I don't want to admit how many years I got out of my last board, because I'm sure people will make fun of the fact that I was riding a Kemper all the way to 2010.  Yes it was a late 90's Kemper FS, fairly stiff for it's day, lots of camber, and it actually made a great freeride board for all those years.

So if I get even 5 years out of a Kessler, at $1300 plus bindings (say $1800 all in), at 30+ days per season, that's just over $10 a day for board and bindings. Considering I got 15 years out of a Kemper and I don't take it easy on the hill (I do however watch for rocks), I should be able to get a long time out of a Kessler.

There's just no way in hell I'm spending $1300 without even touching and feeling the thing. The T7 wasn't cheap either, but I got everything end of season so I only paid $500 for the board, $275 for C60 EST bindings, and $200 for Driver X boots. Full setup for less than a grand.

Anyway, thanks for the feedback guys...

Aaron


----------



## linvillegorge (Jul 6, 2009)

If I drop $1300 on a snowboard, it better jerk me off as I ride.


----------



## poutanen (Dec 22, 2011)

linvillegorge said:


> If I drop $1300 on a snowboard, it better jerk me off as I ride.


Lets see, my seasons pass this year was $900. I've already spent $120 on lift tickets for other destinations. I've spent $350 on lodging. Probably almost as much on meals. $120 on some new gear (body armour, don't laugh)... So over $1800 already and I'm only 1/3rd of the way into the season. It'd be way higher if I had to pay for gas! It's 220 km there and back to my closest mountain. Figure that costs about $20-25 in gas for one day.

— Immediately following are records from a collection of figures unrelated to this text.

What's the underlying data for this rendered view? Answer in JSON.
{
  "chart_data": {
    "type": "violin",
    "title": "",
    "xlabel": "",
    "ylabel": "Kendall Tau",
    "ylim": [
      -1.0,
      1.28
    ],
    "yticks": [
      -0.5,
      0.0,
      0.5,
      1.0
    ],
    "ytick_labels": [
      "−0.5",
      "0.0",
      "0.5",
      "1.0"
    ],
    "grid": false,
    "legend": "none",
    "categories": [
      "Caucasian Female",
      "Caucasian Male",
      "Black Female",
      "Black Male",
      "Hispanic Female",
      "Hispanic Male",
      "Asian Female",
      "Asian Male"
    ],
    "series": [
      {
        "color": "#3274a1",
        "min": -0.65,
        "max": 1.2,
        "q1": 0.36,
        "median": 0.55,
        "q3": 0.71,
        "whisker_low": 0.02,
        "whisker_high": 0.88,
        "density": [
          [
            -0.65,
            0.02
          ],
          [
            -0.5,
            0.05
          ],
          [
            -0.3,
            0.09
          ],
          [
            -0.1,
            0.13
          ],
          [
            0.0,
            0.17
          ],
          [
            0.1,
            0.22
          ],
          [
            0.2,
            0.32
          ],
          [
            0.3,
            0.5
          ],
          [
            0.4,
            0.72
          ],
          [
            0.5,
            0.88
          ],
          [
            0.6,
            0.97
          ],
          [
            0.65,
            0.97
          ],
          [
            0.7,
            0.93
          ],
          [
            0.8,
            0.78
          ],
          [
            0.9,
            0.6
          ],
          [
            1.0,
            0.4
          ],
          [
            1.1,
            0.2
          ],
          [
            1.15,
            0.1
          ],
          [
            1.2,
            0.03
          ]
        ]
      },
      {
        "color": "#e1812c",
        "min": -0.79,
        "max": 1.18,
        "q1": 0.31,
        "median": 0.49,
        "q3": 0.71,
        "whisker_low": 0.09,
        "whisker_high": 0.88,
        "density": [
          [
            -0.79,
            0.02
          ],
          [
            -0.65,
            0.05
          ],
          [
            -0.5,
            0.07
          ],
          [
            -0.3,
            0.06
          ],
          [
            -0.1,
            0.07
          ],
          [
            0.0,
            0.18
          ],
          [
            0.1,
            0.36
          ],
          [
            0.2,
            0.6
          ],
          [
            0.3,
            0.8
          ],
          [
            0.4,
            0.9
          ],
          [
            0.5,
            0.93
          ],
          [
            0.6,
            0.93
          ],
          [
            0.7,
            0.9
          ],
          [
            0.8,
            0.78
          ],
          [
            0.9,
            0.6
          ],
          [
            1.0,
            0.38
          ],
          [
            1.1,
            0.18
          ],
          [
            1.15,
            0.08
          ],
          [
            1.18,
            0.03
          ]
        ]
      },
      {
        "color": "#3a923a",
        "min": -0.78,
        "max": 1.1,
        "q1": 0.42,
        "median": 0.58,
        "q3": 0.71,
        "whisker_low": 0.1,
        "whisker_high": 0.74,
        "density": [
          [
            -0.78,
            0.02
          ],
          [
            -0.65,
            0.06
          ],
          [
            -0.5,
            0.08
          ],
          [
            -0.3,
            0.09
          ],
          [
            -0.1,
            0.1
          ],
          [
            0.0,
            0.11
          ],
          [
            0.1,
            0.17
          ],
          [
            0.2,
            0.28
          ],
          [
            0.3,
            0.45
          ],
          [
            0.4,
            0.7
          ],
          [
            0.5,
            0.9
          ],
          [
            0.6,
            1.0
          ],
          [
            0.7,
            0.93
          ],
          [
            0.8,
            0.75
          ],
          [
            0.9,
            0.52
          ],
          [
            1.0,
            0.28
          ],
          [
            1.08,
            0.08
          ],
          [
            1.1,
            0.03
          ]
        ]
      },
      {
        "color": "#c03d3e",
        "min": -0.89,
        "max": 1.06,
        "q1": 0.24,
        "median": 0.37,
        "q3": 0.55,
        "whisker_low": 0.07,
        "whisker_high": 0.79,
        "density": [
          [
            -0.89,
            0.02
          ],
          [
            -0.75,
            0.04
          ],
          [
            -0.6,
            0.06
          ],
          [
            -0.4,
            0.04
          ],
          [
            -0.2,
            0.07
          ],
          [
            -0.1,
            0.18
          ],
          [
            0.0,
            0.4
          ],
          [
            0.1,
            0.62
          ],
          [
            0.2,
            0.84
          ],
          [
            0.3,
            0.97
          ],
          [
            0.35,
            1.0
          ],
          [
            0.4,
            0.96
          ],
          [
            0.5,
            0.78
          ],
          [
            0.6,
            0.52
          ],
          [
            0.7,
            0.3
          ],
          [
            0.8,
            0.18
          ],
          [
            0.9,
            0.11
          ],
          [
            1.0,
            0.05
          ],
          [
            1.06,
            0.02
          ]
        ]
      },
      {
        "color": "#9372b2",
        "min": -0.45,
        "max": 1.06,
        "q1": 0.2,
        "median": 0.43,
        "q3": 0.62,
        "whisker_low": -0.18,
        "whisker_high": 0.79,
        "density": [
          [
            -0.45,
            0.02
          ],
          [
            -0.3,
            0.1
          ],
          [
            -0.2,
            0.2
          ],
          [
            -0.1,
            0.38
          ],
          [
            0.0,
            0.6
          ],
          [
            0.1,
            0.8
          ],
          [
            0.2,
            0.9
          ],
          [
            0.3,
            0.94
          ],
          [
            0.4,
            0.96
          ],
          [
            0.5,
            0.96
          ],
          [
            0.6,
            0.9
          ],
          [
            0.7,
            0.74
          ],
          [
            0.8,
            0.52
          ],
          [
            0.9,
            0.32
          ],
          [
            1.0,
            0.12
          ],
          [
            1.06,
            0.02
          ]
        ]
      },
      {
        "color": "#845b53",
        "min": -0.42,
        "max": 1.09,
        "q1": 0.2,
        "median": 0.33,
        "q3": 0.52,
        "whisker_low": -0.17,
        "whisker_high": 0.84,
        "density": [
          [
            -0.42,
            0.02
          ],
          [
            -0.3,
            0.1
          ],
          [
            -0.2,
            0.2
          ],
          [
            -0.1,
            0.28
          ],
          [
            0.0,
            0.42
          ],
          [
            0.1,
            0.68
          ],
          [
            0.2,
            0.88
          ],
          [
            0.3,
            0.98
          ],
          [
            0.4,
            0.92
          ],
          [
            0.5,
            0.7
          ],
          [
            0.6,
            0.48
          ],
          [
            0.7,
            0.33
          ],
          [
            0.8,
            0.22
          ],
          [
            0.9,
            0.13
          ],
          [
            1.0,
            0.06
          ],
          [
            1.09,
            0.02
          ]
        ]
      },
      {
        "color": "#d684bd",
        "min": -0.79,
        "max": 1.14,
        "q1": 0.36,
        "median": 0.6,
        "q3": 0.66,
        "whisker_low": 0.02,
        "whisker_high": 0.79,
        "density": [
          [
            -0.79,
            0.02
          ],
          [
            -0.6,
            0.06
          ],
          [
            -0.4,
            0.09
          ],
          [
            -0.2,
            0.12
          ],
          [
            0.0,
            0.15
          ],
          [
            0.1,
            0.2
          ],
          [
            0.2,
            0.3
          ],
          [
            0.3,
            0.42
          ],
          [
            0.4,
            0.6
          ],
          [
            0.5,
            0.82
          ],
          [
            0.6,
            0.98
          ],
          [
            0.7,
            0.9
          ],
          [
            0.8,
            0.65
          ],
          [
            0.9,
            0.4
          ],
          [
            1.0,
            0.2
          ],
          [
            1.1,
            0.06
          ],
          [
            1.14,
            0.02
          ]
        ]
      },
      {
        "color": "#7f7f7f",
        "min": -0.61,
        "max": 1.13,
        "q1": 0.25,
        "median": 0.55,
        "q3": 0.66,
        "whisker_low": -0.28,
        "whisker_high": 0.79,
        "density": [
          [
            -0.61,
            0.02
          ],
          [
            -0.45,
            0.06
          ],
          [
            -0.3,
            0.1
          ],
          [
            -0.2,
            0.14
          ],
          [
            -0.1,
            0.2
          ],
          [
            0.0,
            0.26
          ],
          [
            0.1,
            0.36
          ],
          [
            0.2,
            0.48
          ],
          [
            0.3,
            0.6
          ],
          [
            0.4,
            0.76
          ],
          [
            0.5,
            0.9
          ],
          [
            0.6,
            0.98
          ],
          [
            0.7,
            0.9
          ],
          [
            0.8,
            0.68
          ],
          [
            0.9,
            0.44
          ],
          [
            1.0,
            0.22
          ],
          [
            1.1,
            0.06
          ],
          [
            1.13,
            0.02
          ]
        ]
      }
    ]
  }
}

I've got no problem paying the extra couple bucks a day if in fact that board is right for me! 

And nobody can call me a boutique board buyer or a burton fanboy, or I would have just gone with a Vapour which would make no sense for the riding I do.


----------



## lonerider (Apr 10, 2009)

poutanen said:


> Not me!!! I just want a stiff free-ride board that I can bomb with. So far the T7's been great, I've used it in all kinds of conditions and it certainly lives up to the hype. It was weird for the first couple runs riding a board that stiff however.
> 
> The Kessler Ride has the same profile of pretty much any other freeride board. It is a soft boot board. Directional shape and flex I believe, which is again the same as my T7. I only ride about 10% of the time fakie so that's fine by me. I'm just wondering if it's as stiff or stiffer than the T7, how the Titanal & Wood core would stand up to years of abuse compared to the Burton Alumafly core (aluminium honeycomb, similar construction to helicopter rotors or so I hear).
> 
> ...


They are probably a lot better now a day... but a couple of years ago Titanal (aluminum alloy) boards were noticeably less durable than standard wood/fiberglass construction because it was difficult to bond properly (hence more prone to delamination over). I haven't kept track on the last 4 years, so maybe they've solved that issue as at the time titanal was a new material being used... again I would try the BOL forums for more info. If they fixed the bonding... then the board should technically be more durable since it wouldn't gradually lose it's springiness like a wood/fiberglass board does over time.


----------